The system is a spare Dell 2400 I wiped clean, with Ubuntu 10.4 installed. Update manager has everything current, and I haven't been mucking with drivers or tricky system settings. In fact, it has been a stable and friendly system to install and use.
So imagine my surprise when browsing to http://element-14.com/ (an otherwise useful community site for electronic engineering types) followed a redirect or two, then black screen, then the I'm starting up tune with the pink hazy smoke and nothing further works. The keyboard is crashed hard, and the Alt-SysRq key combos do nothing.
More than just firefox and the X server are crashing. I repeated the crash with an SSH session open, and not only did the connection get taken down, but it no longer responded to attempts to get a fresh connection.
I tried enabling Apport, in hopes that it would notice something and help identify the culprit, but it seems to be oblivious to the crash.
Each time, I've had to lean on the power button to reboot.
Google searches hint that there are issues with the particular intel chipset providing the VGA on its motherboard.
I'm looking for advice about how to proceed with debugging this kind of crash. Any ideas?
Update: I tried following advice to try setting up the netconsole
kernel module and a matching netcat instance to receive the log. I set up netcat on my XP box, used Alt-SysRq-S to verify it could receive kernel messages, then browsed to the site. Only two printk()
s were logged:
[251728.009794] i915: Unknown parameter `modset' [251728.051420] i915: Unknown parameter `modset'
Hmm. Perhaps my video driver is misconfigured? Especially since I see these same messages in the output of dmesg
just after booting.
At least this time I explicitly synced my disks before deliberately crashing the system.
For the record, lspci -nn | grep VGA
says:
00:02.0 VGA compatible controller [0300]: Intel Corporation 82845G/GL[Brookdale-G]/GE Chipset Integrated Graphics Device [8086:2562] (rev 01)
Update: Solved!!!
The hint to use netconsole
led to an epiphany. Googling around the phrase "i915 unknown parameter modset" suddenly led me to trip over the root cause.
The name of the option to the i915 driver is modeset not modset.
I changed /etc/modprobe.d/i915.conf to have the correct spelling, rebooted, and now I can access element-14 (and presumably other sites that do whatever it is that element-14 does that triggers the bug in the video driver) without an unpleasant forced reboot.

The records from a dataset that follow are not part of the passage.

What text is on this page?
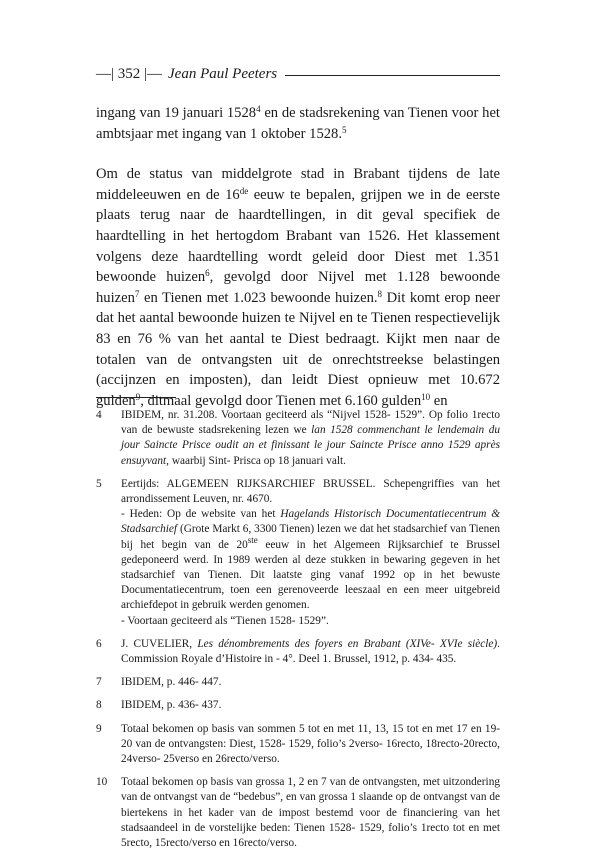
—| 352 |— Jean Paul Peeters

ingang van 19 januari 1528$^4$ en de stadsrekening van Tienen voor het ambtsjaar met ingang van 1 oktober 1528.$^5$

Om de status van middelgrote stad in Brabant tijdens de late middeleeuwen en de 16de eeuw te bepalen, grijpen we in de eerste plaats terug naar de haardtellingen, in dit geval specifiek de haardtelling in het hertogdom Brabant van 1526. Het klassement volgens deze haardtelling wordt geleid door Diest met 1.351 bewoonde huizen$^6$, gevolgd door Nijvel met 1.128 bewoonde huizen$^7$ en Tienen met 1.023 bewoonde huizen.$^8$ Dit komt erop neer dat het aantal bewoonde huizen te Nijvel en te Tienen respectievelijk 83 en 76 % van het aantal te Diest bedraagt. Kijkt men naar de totalen van de ontvangsten uit de onrechtstreekse belastingen (accijnzen en imposten), dan leidt Diest opnieuw met 10.672 gulden$^9$, ditmaal gevolgd door Tienen met 6.160 gulden$^{10}$ en

4	IBIDEM, nr. 31.208. Voortaan geciteerd als “Nijvel 1528- 1529”. Op folio 1recto van de bewuste stadsrekening lezen we lan 1528 commenchant le lendemain du jour Saincte Prisce oudit an et finissant le jour Saincte Prisce anno 1529 après ensuyvant, waarbij Sint- Prisca op 18 januari valt.
5	Eertijds: ALGEMEEN RIJKSARCHIEF BRUSSEL. Schepengriffies van het arrondissement Leuven, nr. 4670.
- Heden: Op de website van het Hagelands Historisch Documentatiecentrum & Stadsarchief (Grote Markt 6, 3300 Tienen) lezen we dat het stadsarchief van Tienen bij het begin van de 20ste eeuw in het Algemeen Rijksarchief te Brussel gedeponeerd werd. In 1989 werden al deze stukken in bewaring gegeven in het stadsarchief van Tienen. Dit laatste ging vanaf 1992 op in het bewuste Documentatiecentrum, toen een gerenoveerde leeszaal en een meer uitgebreid archiefdepot in gebruik werden genomen.
- Voortaan geciteerd als “Tienen 1528- 1529”.
6	J. CUVELIER, Les dénombrements des foyers en Brabant (XIVe- XVIe siècle). Commission Royale d’Histoire in - 4°. Deel 1. Brussel, 1912, p. 434- 435.
7	IBIDEM, p. 446- 447.
8	IBIDEM, p. 436- 437.
9	Totaal bekomen op basis van sommen 5 tot en met 11, 13, 15 tot en met 17 en 19- 20 van de ontvangsten: Diest, 1528- 1529, folio’s 2verso- 16recto, 18recto-20recto, 24verso- 25verso en 26recto/verso.
10	Totaal bekomen op basis van grossa 1, 2 en 7 van de ontvangsten, met uitzondering van de ontvangst van de “bedebus”, en van grossa 1 slaande op de ontvangst van de biertekens in het kader van de impost bestemd voor de financiering van het stadsaandeel in de vorstelijke beden: Tienen 1528- 1529, folio’s 1recto tot en met 5recto, 15recto/verso en 16recto/verso.
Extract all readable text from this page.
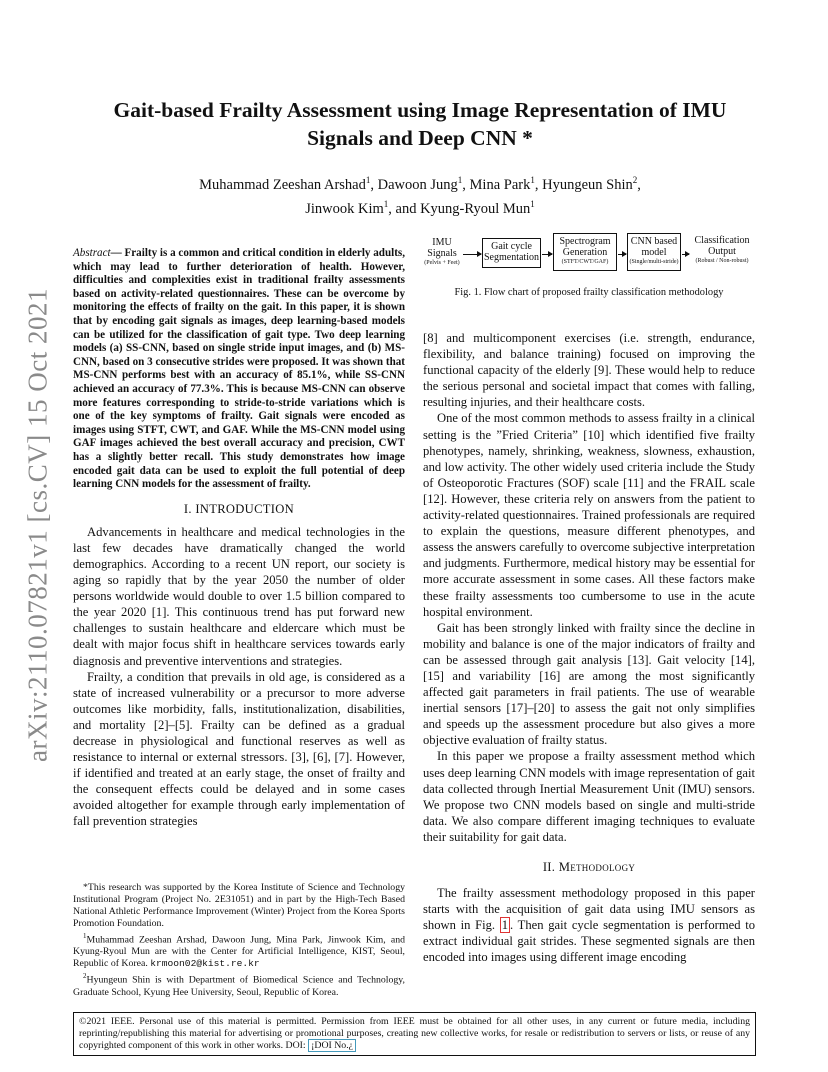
arXiv:2110.07821v1 [cs.CV] 15 Oct 2021
Gait-based Frailty Assessment using Image Representation of IMU
Signals and Deep CNN *
Muhammad Zeeshan Arshad$^1$, Dawoon Jung$^1$, Mina Park$^1$, Hyungeun Shin$^2$,
Jinwook Kim$^1$, and Kyung-Ryoul Mun$^1$

Abstract— Frailty is a common and critical condition in elderly adults, which may lead to further deterioration of health. However, difficulties and complexities exist in traditional frailty assessments based on activity-related questionnaires. These can be overcome by monitoring the effects of frailty on the gait. In this paper, it is shown that by encoding gait signals as images, deep learning-based models can be utilized for the classification of gait type. Two deep learning models (a) SS-CNN, based on single stride input images, and (b) MS-CNN, based on 3 consecutive strides were proposed. It was shown that MS-CNN performs best with an accuracy of 85.1%, while SS-CNN achieved an accuracy of 77.3%. This is because MS-CNN can observe more features corresponding to stride-to-stride variations which is one of the key symptoms of frailty. Gait signals were encoded as images using STFT, CWT, and GAF. While the MS-CNN model using GAF images achieved the best overall accuracy and precision, CWT has a slightly better recall. This study demonstrates how image encoded gait data can be used to exploit the full potential of deep learning CNN models for the assessment of frailty.

I. INTRODUCTION

Advancements in healthcare and medical technologies in the last few decades have dramatically changed the world demographics. According to a recent UN report, our society is aging so rapidly that by the year 2050 the number of older persons worldwide would double to over 1.5 billion compared to the year 2020 [1]. This continuous trend has put forward new challenges to sustain healthcare and eldercare which must be dealt with major focus shift in healthcare services towards early diagnosis and preventive interventions and strategies.

Frailty, a condition that prevails in old age, is considered as a state of increased vulnerability or a precursor to more adverse outcomes like morbidity, falls, institutionalization, disabilities, and mortality [2]–[5]. Frailty can be defined as a gradual decrease in physiological and functional reserves as well as resistance to internal or external stressors. [3], [6], [7]. However, if identified and treated at an early stage, the onset of frailty and the consequent effects could be delayed and in some cases avoided altogether for example through early implementation of fall prevention strategies

*This research was supported by the Korea Institute of Science and Technology Institutional Program (Project No. 2E31051) and in part by the High-Tech Based National Athletic Performance Improvement (Winter) Project from the Korea Sports Promotion Foundation.

$^1$Muhammad Zeeshan Arshad, Dawoon Jung, Mina Park, Jinwook Kim, and Kyung-Ryoul Mun are with the Center for Artificial Intelligence, KIST, Seoul, Republic of Korea. krmoon02@kist.re.kr

$^2$Hyungeun Shin is with Department of Biomedical Science and Technology, Graduate School, Kyung Hee University, Seoul, Republic of Korea.

IMU
Signals
(Pelvis + Feet)
Gait cycle
Segmentation
Spectrogram
Generation
(STFT/CWT/GAF)
CNN based
model
(Single/multi-stride)
Classification
Output
(Robust / Non-robust)
Fig. 1. Flow chart of proposed frailty classification methodology

[8] and multicomponent exercises (i.e. strength, endurance, flexibility, and balance training) focused on improving the functional capacity of the elderly [9]. These would help to reduce the serious personal and societal impact that comes with falling, resulting injuries, and their healthcare costs.

One of the most common methods to assess frailty in a clinical setting is the ”Fried Criteria” [10] which identified five frailty phenotypes, namely, shrinking, weakness, slowness, exhaustion, and low activity. The other widely used criteria include the Study of Osteoporotic Fractures (SOF) scale [11] and the FRAIL scale [12]. However, these criteria rely on answers from the patient to activity-related questionnaires. Trained professionals are required to explain the questions, measure different phenotypes, and assess the answers carefully to overcome subjective interpretation and judgments. Furthermore, medical history may be essential for more accurate assessment in some cases. All these factors make these frailty assessments too cumbersome to use in the acute hospital environment.

Gait has been strongly linked with frailty since the decline in mobility and balance is one of the major indicators of frailty and can be assessed through gait analysis [13]. Gait velocity [14], [15] and variability [16] are among the most significantly affected gait parameters in frail patients. The use of wearable inertial sensors [17]–[20] to assess the gait not only simplifies and speeds up the assessment procedure but also gives a more objective evaluation of frailty status.

In this paper we propose a frailty assessment method which uses deep learning CNN models with image representation of gait data collected through Inertial Measurement Unit (IMU) sensors. We propose two CNN models based on single and multi-stride data. We also compare different imaging techniques to evaluate their suitability for gait data.

II. Methodology

The frailty assessment methodology proposed in this paper starts with the acquisition of gait data using IMU sensors as shown in Fig. 1 . Then gait cycle segmentation is performed to extract individual gait strides. These segmented signals are then encoded into images using different image encoding

©2021 IEEE. Personal use of this material is permitted. Permission from IEEE must be obtained for all other uses, in any current or future media, including reprinting/republishing this material for advertising or promotional purposes, creating new collective works, for resale or redistribution to servers or lists, or reuse of any copyrighted component of this work in other works. DOI: ¡DOI No.¿
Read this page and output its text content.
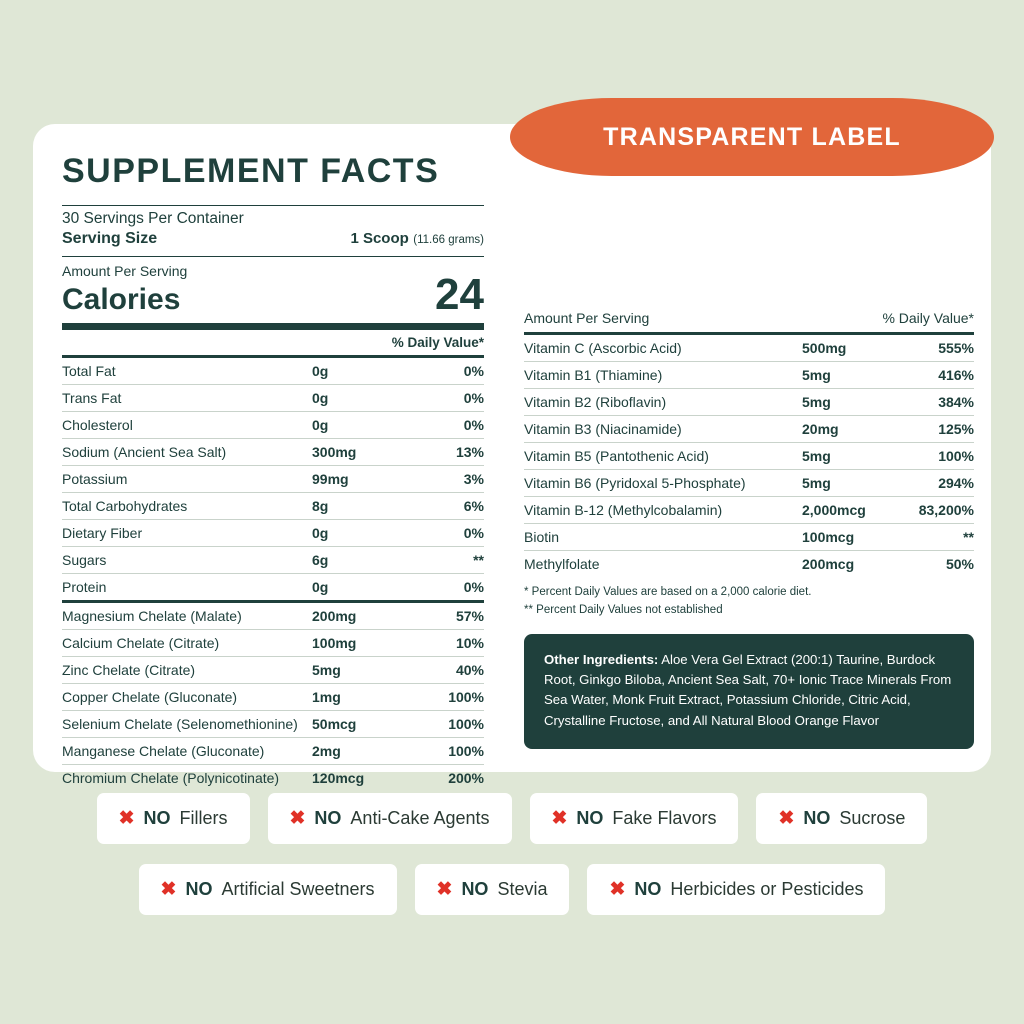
TRANSPARENT LABEL
SUPPLEMENT FACTS
30 Servings Per Container
Serving Size	1 Scoop (11.66 grams)
Amount Per Serving
Calories	24
% Daily Value*
Total Fat	0g	0%
Trans Fat	0g	0%
Cholesterol	0g	0%
Sodium (Ancient Sea Salt)	300mg	13%
Potassium	99mg	3%
Total Carbohydrates	8g	6%
Dietary Fiber	0g	0%
Sugars	6g	**
Protein	0g	0%
Magnesium Chelate (Malate)	200mg	57%
Calcium Chelate (Citrate)	100mg	10%
Zinc Chelate (Citrate)	5mg	40%
Copper Chelate (Gluconate)	1mg	100%
Selenium Chelate (Selenomethionine)	50mcg	100%
Manganese Chelate (Gluconate)	2mg	100%
Chromium Chelate (Polynicotinate)	120mcg	200%
Amount Per Serving	% Daily Value*
Vitamin C (Ascorbic Acid)	500mg	555%
Vitamin B1 (Thiamine)	5mg	416%
Vitamin B2 (Riboflavin)	5mg	384%
Vitamin B3 (Niacinamide)	20mg	125%
Vitamin B5 (Pantothenic Acid)	5mg	100%
Vitamin B6 (Pyridoxal 5-Phosphate)	5mg	294%
Vitamin B-12 (Methylcobalamin)	2,000mcg	83,200%
Biotin	100mcg	**
Methylfolate	200mcg	50%
* Percent Daily Values are based on a 2,000 calorie diet.
** Percent Daily Values not established
Other Ingredients: Aloe Vera Gel Extract (200:1) Taurine, Burdock Root, Ginkgo Biloba, Ancient Sea Salt, 70+ Ionic Trace Minerals From Sea Water, Monk Fruit Extract, Potassium Chloride, Citric Acid, Crystalline Fructose, and All Natural Blood Orange Flavor
✖ NO Fillers	✖ NO Anti-Cake Agents	✖ NO Fake Flavors	✖ NO Sucrose
✖ NO Artificial Sweetners	✖ NO Stevia	✖ NO Herbicides or Pesticides
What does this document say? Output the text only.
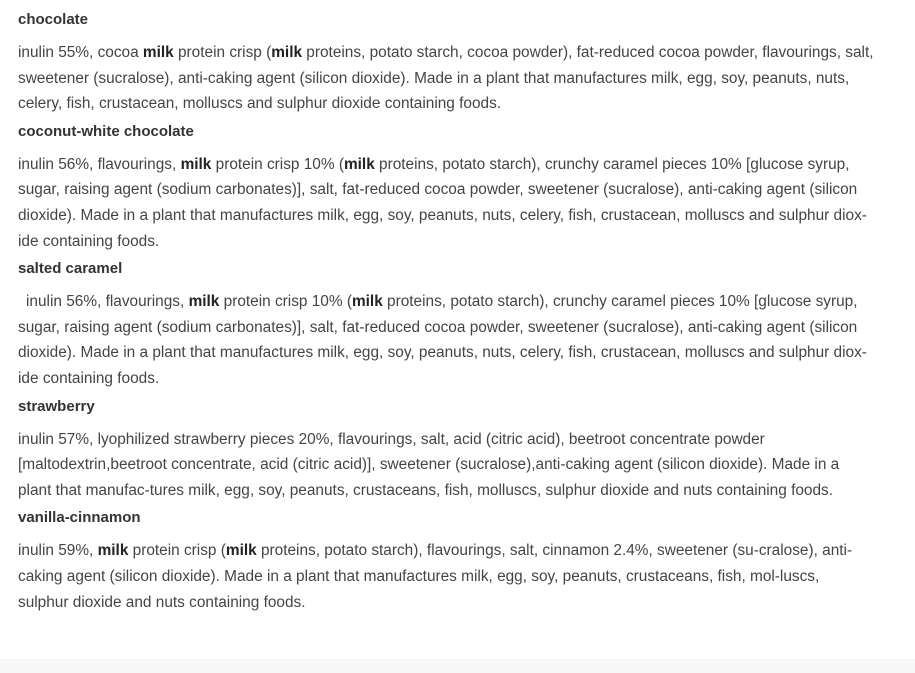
chocolate
inulin 55%, cocoa milk protein crisp (milk proteins, potato starch, cocoa powder), fat-reduced cocoa powder, flavourings, salt,
sweetener (sucralose), anti-caking agent (silicon dioxide). Made in a plant that manufactures milk, egg, soy, peanuts, nuts,
celery, fish, crustacean, molluscs and sulphur dioxide containing foods.
coconut-white chocolate
inulin 56%, flavourings, milk protein crisp 10% (milk proteins, potato starch), crunchy caramel pieces 10% [glucose syrup,
sugar, raising agent (sodium carbonates)], salt, fat-reduced cocoa powder, sweetener (sucralose), anti-caking agent (silicon
dioxide). Made in a plant that manufactures milk, egg, soy, peanuts, nuts, celery, fish, crustacean, molluscs and sulphur diox-
ide containing foods.
salted caramel
inulin 56%, flavourings, milk protein crisp 10% (milk proteins, potato starch), crunchy caramel pieces 10% [glucose syrup,
sugar, raising agent (sodium carbonates)], salt, fat-reduced cocoa powder, sweetener (sucralose), anti-caking agent (silicon
dioxide). Made in a plant that manufactures milk, egg, soy, peanuts, nuts, celery, fish, crustacean, molluscs and sulphur diox-
ide containing foods.
strawberry
inulin 57%, lyophilized strawberry pieces 20%, flavourings, salt, acid (citric acid), beetroot concentrate powder
[maltodextrin,beetroot concentrate, acid (citric acid)], sweetener (sucralose),anti-caking agent (silicon dioxide). Made in a
plant that manufac-tures milk, egg, soy, peanuts, crustaceans, fish, molluscs, sulphur dioxide and nuts containing foods.
vanilla-cinnamon
inulin 59%, milk protein crisp (milk proteins, potato starch), flavourings, salt, cinnamon 2.4%, sweetener (su-cralose), anti-
caking agent (silicon dioxide). Made in a plant that manufactures milk, egg, soy, peanuts, crustaceans, fish, mol-luscs,
sulphur dioxide and nuts containing foods.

This leaves behind the (apparently well known) issue that the i915 driver lacks quality, especially on older chipsets. Apparently the Kernel Mode Setting feature is particularly deficient. Without the option spelled correctly, it defaulted to KMS enabled, and also crashed. With it spelled correctly, KMS is disabled, and the driver survives whatever content was triggering the crash.
Also, there are a number of bug pages at launchpad and other community sites that have the wrong spelling of the option name. I strongly suspect that is where I got the spelling I used.
Edit: I've copied the relevant solution to an actual answer, and improved my description of it here.
Assuming it's a kernel crash you need to capture the kernel dump info, you can try using a kernel net console: https://wiki.ubuntu.com/Kernel/Netconsole
Almost assuredly a graphics chip driver or chip bug as there is little else that has crushed a system like that in my experience. If you want to really muck about inside drivers that don't get much attention, do enjoy.
There are app-notes, device documentation, and code at Intel. Personally, I'd drop US$30-40 on the best damn PCI graphics card money can buy (yes, you do pay a premium for legacy hardware) and be done with it. Ask around and you may find someone with a similar vintage machine with such a card for free. I just recycled such a machine for a friend the other week.
The hint about netconsole from João Pinto led to an epiphany. Googling around the phrase "i915 unknown parameter modset" suddenly led me to trip over the root cause.
The name of the option to the i915 driver is spelled "modeset" not "modset".
I changed /etc/modprobe.d/i915.conf to have the correct spelling, rebooted, and now I can access element-14 without a reboot.